Extras#
R coding conventions for interactions#
In fact we can write this code more compactly, as R will automatically include the main effects for the two variables as well as the interaction, if we use the * to denote which variables we want to model an interaction for. For example, we obtain the same output with the more compact coding here:
%%R
model.int<-lm(CognitionB ~ VisitNum*Sex, dat = cogDat)
summary(model.int)
Call:
lm(formula = CognitionB ~ VisitNum * Sex, data = cogDat)
Residuals:
Min 1Q Median 3Q Max
-12.937 -2.827 0.218 2.982 12.064
Coefficients:
Estimate Std. Error t value Pr(>|t|)
(Intercept) 7.7202 0.4353 17.737 < 2e-16 ***
VisitNum 0.3977 0.1196 3.325 0.000931 ***
SexM 1.2563 0.6497 1.934 0.053556 .
VisitNum:SexM -0.4590 0.1858 -2.471 0.013729 *
---
Signif. codes: 0 ‘***’ 0.001 ‘**’ 0.01 ‘*’ 0.05 ‘.’ 0.1 ‘ ’ 1
Residual standard error: 4.527 on 693 degrees of freedom
Multiple R-squared: 0.01617, Adjusted R-squared: 0.01192
F-statistic: 3.798 on 3 and 693 DF, p-value: 0.01017
If in fact, we want to include just the interaction without the main effect terms, we can use “:” instead.
For example:
%%R
model.int<-lm(CognitionB ~ VisitNum:Sex, dat = cogDat)
summary(model.int)
Call:
lm(formula = CognitionB ~ VisitNum:Sex, data = cogDat)
Residuals:
Min 1Q Median 3Q Max
-12.7225 -2.9448 0.2117 3.0424 11.6298
Coefficients:
Estimate Std. Error t value Pr(>|t|)
(Intercept) 8.28413 0.32378 25.585 < 2e-16 ***
VisitNum:SexF 0.26797 0.09922 2.701 0.00709 **
VisitNum:SexM 0.11395 0.10974 1.038 0.29946
---
Signif. codes: 0 ‘***’ 0.001 ‘**’ 0.01 ‘*’ 0.05 ‘.’ 0.1 ‘ ’ 1
Residual standard error: 4.536 on 694 degrees of freedom
Multiple R-squared: 0.01087, Adjusted R-squared: 0.008016
F-statistic: 3.812 on 2 and 694 DF, p-value: 0.02257
Because we have omitted the main effect terms, we need two interaction terms to capture the sex specific effects (i.e. we need two regression coefficients to enable us to estimate a female-specific slope and a male-specific slope). When we have age as a main effect, the regression coefficient is equivalent to the “VisitNum:SexF” variable. As shown here
%%R
model.int<-lm(CognitionB ~ Sex + VisitNum:Sex, dat = cogDat)
summary(model.int)
Call:
lm(formula = CognitionB ~ Sex + VisitNum:Sex, data = cogDat)
Residuals:
Min 1Q Median 3Q Max
-12.937 -2.827 0.218 2.982 12.064
Coefficients:
Estimate Std. Error t value Pr(>|t|)
(Intercept) 7.72023 0.43527 17.737 < 2e-16 ***
SexM 1.25633 0.64970 1.934 0.053556 .
SexF:VisitNum 0.39774 0.11962 3.325 0.000931 ***
SexM:VisitNum -0.06122 0.14213 -0.431 0.666781
---
Signif. codes: 0 ‘***’ 0.001 ‘**’ 0.01 ‘*’ 0.05 ‘.’ 0.1 ‘ ’ 1
Residual standard error: 4.527 on 693 degrees of freedom
Multiple R-squared: 0.01617, Adjusted R-squared: 0.01192
F-statistic: 3.798 on 3 and 693 DF, p-value: 0.01017
In general though, it is advisable to have the main effects for each predictor variable as well as the interaction, to ensure that effects are correctly attributed to the right source.

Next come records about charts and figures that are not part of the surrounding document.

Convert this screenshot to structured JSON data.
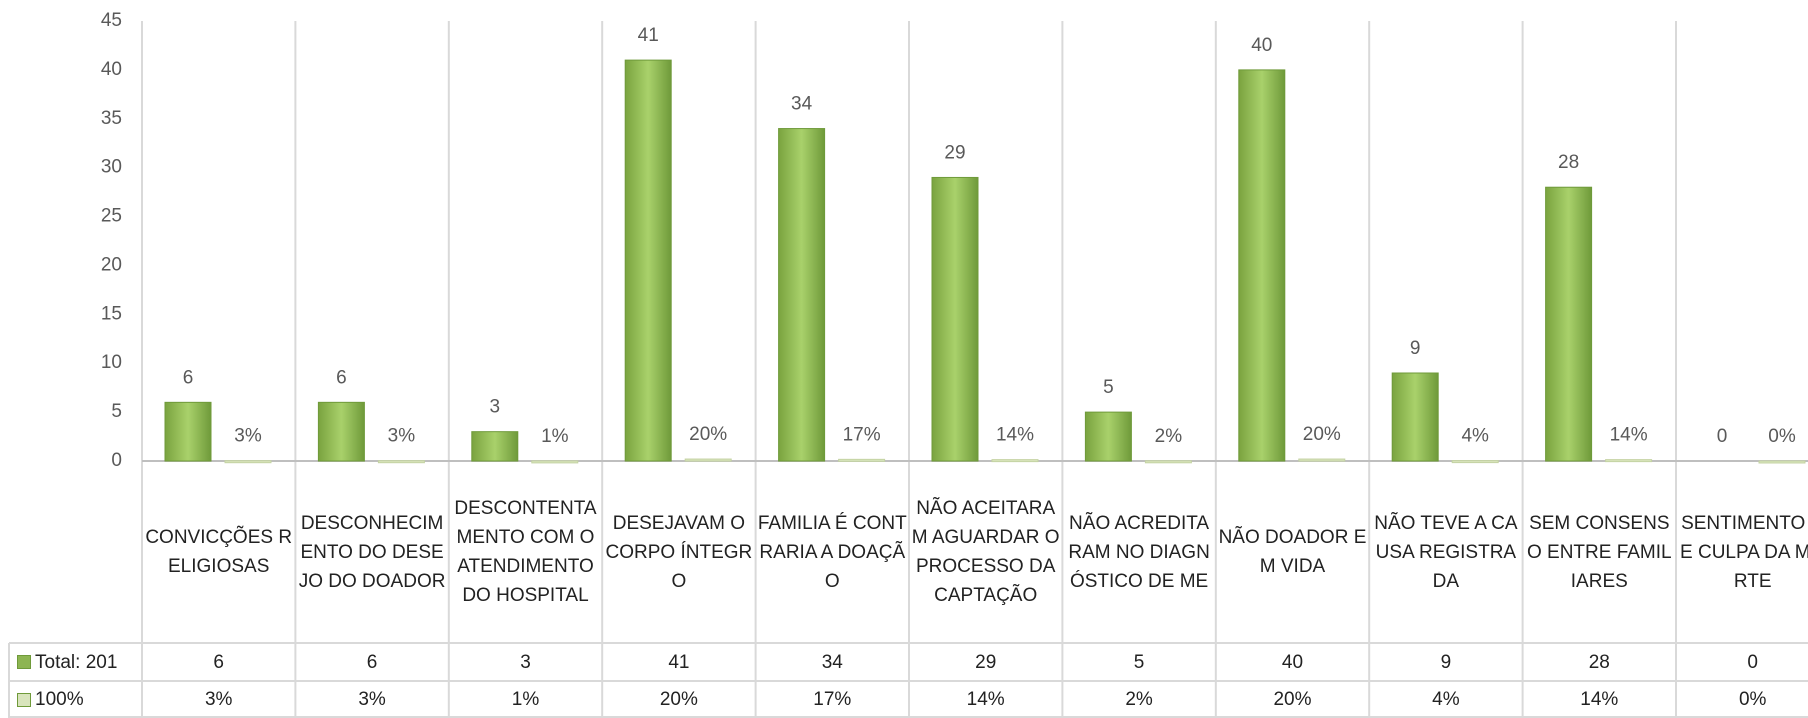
{
  "chart_data": {
    "type": "bar",
    "categories": [
      "CONVICÇÕES RELIGIOSAS",
      "DESCONHECIMENTO DO DESEJO DO DOADOR",
      "DESCONTENTAMENTO COM O ATENDIMENTO DO HOSPITAL",
      "DESEJAVAM O CORPO ÍNTEGRO",
      "FAMILIA É CONTRARIA A DOAÇÃO",
      "NÃO ACEITARAM AGUARDAR O PROCESSO DA CAPTAÇÃO",
      "NÃO ACREDITARAM NO DIAGNÓSTICO DE ME",
      "NÃO DOADOR EM VIDA",
      "NÃO TEVE A CAUSA REGISTRADA",
      "SEM CONSENSO ENTRE FAMILIARES",
      "SENTIMENTO DE CULPA DA MORTE"
    ],
    "series": [
      {
        "name": "Total: 201",
        "color": "#8db552",
        "values": [
          6,
          6,
          3,
          41,
          34,
          29,
          5,
          40,
          9,
          28,
          0
        ]
      },
      {
        "name": "100%",
        "color": "#d8e4bc",
        "values": [
          0.03,
          0.03,
          0.01,
          0.2,
          0.17,
          0.14,
          0.02,
          0.2,
          0.04,
          0.14,
          0
        ],
        "value_labels": [
          "3%",
          "3%",
          "1%",
          "20%",
          "17%",
          "14%",
          "2%",
          "20%",
          "4%",
          "14%",
          "0%"
        ]
      }
    ],
    "ylim": [
      0,
      45
    ],
    "yticks": [
      0,
      5,
      10,
      15,
      20,
      25,
      30,
      35,
      40,
      45
    ],
    "grid": false,
    "data_table": true
  }
}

More complex mixed effects models#
Take a look at the lme4 vignette for more details on how to specify more complex mixed effect models with this package.

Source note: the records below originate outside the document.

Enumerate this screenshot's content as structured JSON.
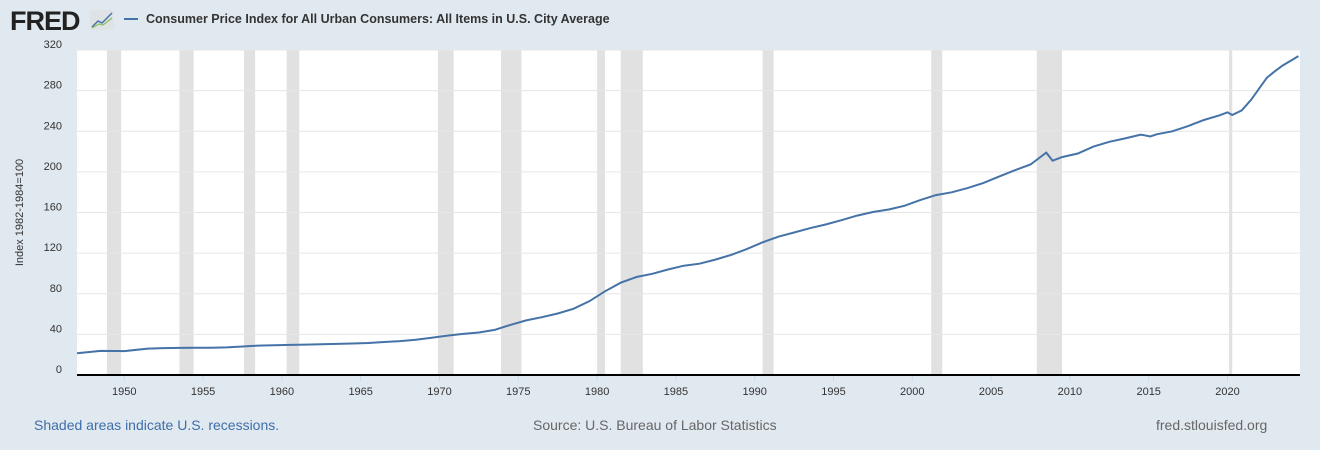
{
  "header": {
    "logo": "FRED",
    "logo_icon": "line-chart-icon"
  },
  "footer": {
    "recession_note": "Shaded areas indicate U.S. recessions.",
    "source": "Source: U.S. Bureau of Labor Statistics",
    "site": "fred.stlouisfed.org"
  },
  "colors": {
    "line": "#4572a7",
    "recession": "#e1e1e1",
    "background": "#e1e9f0",
    "link": "#3e6ea9"
  },
  "chart_data": {
    "type": "line",
    "title": "",
    "legend": [
      "Consumer Price Index for All Urban Consumers: All Items in U.S. City Average"
    ],
    "legend_placement": "top-left",
    "ylabel": "Index 1982-1984=100",
    "xlabel": "",
    "ylim": [
      0,
      320
    ],
    "xlim": [
      1947,
      2024.6
    ],
    "yticks": [
      0,
      40,
      80,
      120,
      160,
      200,
      240,
      280,
      320
    ],
    "xticks": [
      1950,
      1955,
      1960,
      1965,
      1970,
      1975,
      1980,
      1985,
      1990,
      1995,
      2000,
      2005,
      2010,
      2015,
      2020
    ],
    "grid": "horizontal",
    "recessions": [
      [
        1948.9,
        1949.8
      ],
      [
        1953.5,
        1954.4
      ],
      [
        1957.6,
        1958.3
      ],
      [
        1960.3,
        1961.1
      ],
      [
        1969.9,
        1970.9
      ],
      [
        1973.9,
        1975.2
      ],
      [
        1980.0,
        1980.5
      ],
      [
        1981.5,
        1982.9
      ],
      [
        1990.5,
        1991.2
      ],
      [
        2001.2,
        2001.9
      ],
      [
        2007.9,
        2009.5
      ],
      [
        2020.1,
        2020.3
      ]
    ],
    "series": [
      {
        "name": "Consumer Price Index for All Urban Consumers: All Items in U.S. City Average",
        "x": [
          1947.0,
          1948.5,
          1949.5,
          1950.0,
          1951.5,
          1952.5,
          1953.5,
          1954.5,
          1955.5,
          1956.5,
          1957.5,
          1958.5,
          1959.5,
          1960.5,
          1961.5,
          1962.5,
          1963.5,
          1964.5,
          1965.5,
          1966.5,
          1967.5,
          1968.5,
          1969.5,
          1970.5,
          1971.5,
          1972.5,
          1973.5,
          1974.5,
          1975.5,
          1976.5,
          1977.5,
          1978.5,
          1979.5,
          1980.5,
          1981.5,
          1982.5,
          1983.5,
          1984.5,
          1985.5,
          1986.5,
          1987.5,
          1988.5,
          1989.5,
          1990.5,
          1991.5,
          1992.5,
          1993.5,
          1994.5,
          1995.5,
          1996.5,
          1997.5,
          1998.5,
          1999.5,
          2000.5,
          2001.5,
          2002.5,
          2003.5,
          2004.5,
          2005.5,
          2006.5,
          2007.5,
          2008.5,
          2008.9,
          2009.5,
          2010.5,
          2011.5,
          2012.5,
          2013.5,
          2014.5,
          2015.1,
          2015.5,
          2016.5,
          2017.5,
          2018.5,
          2019.5,
          2020.0,
          2020.3,
          2020.9,
          2021.5,
          2022.5,
          2023.0,
          2023.5,
          2024.5
        ],
        "y": [
          21.5,
          23.7,
          23.6,
          23.5,
          26.0,
          26.5,
          26.7,
          26.9,
          26.8,
          27.2,
          28.1,
          28.9,
          29.2,
          29.6,
          29.9,
          30.3,
          30.6,
          31.0,
          31.5,
          32.5,
          33.4,
          34.8,
          36.7,
          38.8,
          40.5,
          41.8,
          44.4,
          49.3,
          53.8,
          56.9,
          60.6,
          65.2,
          72.6,
          82.4,
          90.9,
          96.5,
          99.6,
          103.9,
          107.6,
          109.6,
          113.6,
          118.3,
          124.0,
          130.7,
          136.2,
          140.3,
          144.5,
          148.2,
          152.4,
          156.9,
          160.5,
          163.0,
          166.6,
          172.2,
          177.1,
          179.9,
          184.0,
          188.9,
          195.3,
          201.6,
          207.3,
          219.0,
          211.0,
          214.5,
          218.1,
          224.9,
          229.6,
          233.0,
          236.7,
          234.8,
          237.0,
          240.0,
          245.1,
          251.1,
          255.7,
          258.7,
          256.0,
          260.5,
          271.0,
          292.7,
          299.0,
          304.7,
          314.0
        ]
      }
    ]
  }
}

Also this post: https://rstudio-pubs-static.s3.amazonaws.com/63556_e35cc7e2dfb54a5bb551f3fa4b3ec4ae.html
Notes on REML here: http://users.stat.umn.edu/~gary/classes/5303/handouts/REML.pdf
A common error message when using lmer() is Error in KhatriRao(sm, t(mm)) : (p \<- ncol(X)) == ncol(Y) is not TRUE
If you get this error, try removing observations with missing data. While lm() and glm() were good at automatically handling the presence of these lmer throws an arguably confusing error.